The British Israelite movement is a belief that the British people, in most cases particularly the Anglo Saxon component are some or all of the ten lost tribes of Israel. The Anglo-Saxon settlement of Britain is seen by most of this movement as part of the exodus of the tribes who after leaving Israel, went to the Black Sea and then to the Carpathians, and finally up the Danube from southern and eventually Northern Germany. The Anglo-Saxon Federation of America was a group active in the mid twentieth century which originated the far right ideology of Christian Identity which believes that Northern Europeans (and not simply Anglo-Saxons) are the lost tribes of Israel. Christian Identity has far more explicitly influenced and been influenced in turn by the far right than the original British Israelism or the continuing British Israelite movement outside of Christian Identity.
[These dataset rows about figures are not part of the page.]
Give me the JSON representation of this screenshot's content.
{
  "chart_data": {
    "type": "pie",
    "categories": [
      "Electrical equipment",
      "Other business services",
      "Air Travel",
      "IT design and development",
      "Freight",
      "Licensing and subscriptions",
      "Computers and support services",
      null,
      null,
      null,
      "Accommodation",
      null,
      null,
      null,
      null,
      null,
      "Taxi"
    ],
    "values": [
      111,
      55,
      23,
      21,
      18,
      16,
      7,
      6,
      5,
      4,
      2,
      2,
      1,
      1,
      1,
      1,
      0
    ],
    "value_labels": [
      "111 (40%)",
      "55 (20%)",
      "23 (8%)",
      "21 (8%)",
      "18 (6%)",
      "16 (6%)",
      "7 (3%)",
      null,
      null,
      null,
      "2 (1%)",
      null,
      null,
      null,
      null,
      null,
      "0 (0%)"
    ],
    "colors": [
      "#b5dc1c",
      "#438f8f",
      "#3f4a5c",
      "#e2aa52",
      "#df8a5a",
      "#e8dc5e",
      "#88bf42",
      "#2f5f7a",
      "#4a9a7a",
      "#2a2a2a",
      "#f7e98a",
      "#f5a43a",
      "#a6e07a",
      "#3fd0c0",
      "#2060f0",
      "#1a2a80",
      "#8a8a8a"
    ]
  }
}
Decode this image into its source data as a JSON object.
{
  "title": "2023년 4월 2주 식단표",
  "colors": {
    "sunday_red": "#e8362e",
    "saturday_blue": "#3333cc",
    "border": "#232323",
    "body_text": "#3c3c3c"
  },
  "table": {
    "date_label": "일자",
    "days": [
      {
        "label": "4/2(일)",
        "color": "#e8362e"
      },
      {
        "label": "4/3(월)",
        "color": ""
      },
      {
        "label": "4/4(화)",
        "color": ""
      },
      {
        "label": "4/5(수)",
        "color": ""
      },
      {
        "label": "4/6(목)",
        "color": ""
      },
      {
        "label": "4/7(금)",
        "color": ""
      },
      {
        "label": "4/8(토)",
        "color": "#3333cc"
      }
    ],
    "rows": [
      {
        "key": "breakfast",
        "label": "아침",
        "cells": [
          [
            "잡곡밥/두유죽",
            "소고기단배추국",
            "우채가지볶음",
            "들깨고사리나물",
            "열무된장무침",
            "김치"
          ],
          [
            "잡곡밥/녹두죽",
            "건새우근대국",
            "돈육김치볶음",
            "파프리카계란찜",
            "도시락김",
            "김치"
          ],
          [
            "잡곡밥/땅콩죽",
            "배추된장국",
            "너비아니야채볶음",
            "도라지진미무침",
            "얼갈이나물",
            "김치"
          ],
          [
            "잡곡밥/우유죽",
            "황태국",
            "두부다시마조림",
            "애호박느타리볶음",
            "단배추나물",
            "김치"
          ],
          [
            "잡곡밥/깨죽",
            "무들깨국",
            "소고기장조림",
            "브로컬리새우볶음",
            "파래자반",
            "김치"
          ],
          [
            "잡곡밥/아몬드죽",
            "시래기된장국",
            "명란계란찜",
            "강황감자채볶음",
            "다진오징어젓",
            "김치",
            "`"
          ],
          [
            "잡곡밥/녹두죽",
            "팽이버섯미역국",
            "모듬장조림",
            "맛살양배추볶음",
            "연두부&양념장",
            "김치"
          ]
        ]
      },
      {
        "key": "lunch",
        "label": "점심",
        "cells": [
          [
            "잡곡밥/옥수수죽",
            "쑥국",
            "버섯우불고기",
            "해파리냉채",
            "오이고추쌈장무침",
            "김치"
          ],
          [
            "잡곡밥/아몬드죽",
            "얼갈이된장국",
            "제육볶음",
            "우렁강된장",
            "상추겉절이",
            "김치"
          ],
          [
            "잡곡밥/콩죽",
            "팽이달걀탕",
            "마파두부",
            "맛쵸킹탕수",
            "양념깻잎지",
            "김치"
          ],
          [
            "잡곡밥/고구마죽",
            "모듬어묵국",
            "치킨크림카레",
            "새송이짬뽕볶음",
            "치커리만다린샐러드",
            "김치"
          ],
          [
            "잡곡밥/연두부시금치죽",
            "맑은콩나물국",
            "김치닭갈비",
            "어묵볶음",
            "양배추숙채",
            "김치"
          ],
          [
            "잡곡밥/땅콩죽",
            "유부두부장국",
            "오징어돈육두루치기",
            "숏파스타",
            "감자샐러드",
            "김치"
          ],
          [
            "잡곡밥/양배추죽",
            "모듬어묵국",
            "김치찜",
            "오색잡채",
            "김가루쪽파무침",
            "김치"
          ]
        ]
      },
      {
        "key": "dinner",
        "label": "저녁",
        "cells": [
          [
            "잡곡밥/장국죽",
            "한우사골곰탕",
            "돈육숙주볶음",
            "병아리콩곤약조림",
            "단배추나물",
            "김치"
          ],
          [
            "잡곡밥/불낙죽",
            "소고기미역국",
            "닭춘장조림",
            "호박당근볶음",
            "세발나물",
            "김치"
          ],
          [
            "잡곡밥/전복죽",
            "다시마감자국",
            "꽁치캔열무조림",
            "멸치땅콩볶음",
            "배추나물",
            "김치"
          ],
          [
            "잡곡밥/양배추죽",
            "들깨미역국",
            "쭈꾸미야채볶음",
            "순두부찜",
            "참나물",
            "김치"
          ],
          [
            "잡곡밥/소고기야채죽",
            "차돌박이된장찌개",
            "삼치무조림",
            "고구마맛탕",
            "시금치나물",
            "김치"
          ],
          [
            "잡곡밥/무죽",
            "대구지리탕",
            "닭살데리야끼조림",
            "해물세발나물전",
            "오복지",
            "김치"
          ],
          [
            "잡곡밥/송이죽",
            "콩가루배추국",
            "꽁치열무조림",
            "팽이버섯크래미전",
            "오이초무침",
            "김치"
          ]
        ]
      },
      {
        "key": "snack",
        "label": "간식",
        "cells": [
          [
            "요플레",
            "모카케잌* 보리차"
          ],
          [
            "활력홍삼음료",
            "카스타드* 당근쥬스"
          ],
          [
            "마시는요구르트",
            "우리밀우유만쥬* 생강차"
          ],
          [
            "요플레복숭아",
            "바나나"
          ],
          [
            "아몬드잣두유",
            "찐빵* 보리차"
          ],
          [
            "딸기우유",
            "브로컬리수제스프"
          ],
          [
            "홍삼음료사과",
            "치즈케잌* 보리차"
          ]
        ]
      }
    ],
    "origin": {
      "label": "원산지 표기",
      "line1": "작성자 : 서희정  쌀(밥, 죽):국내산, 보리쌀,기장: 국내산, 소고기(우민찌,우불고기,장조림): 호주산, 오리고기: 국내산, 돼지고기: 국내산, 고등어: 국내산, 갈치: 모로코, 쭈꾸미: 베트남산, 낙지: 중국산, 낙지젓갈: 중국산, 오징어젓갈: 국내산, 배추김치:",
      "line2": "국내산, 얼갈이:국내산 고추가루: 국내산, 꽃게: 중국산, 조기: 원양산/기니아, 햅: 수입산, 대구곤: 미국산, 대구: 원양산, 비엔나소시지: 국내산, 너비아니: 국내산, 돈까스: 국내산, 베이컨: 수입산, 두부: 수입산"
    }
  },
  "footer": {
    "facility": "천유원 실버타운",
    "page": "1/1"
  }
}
=== Role in far-right ideas ===

The debate about the nature of the Anglo Saxon migration into Britain has influenced branches of the far right outside the orbit of British Israelism. The influential Anglo-Saxon Clubs of America in 1920s Virginia directly invoked the supposed racial purity derived from the Anglo-Saxon migration to justify their lobbying for eugenics and anti-miscegnation laws such as Virginia's Racial Integrity Act. The idea of the Saxons as a racially pure group has been a continuing motif of the far right.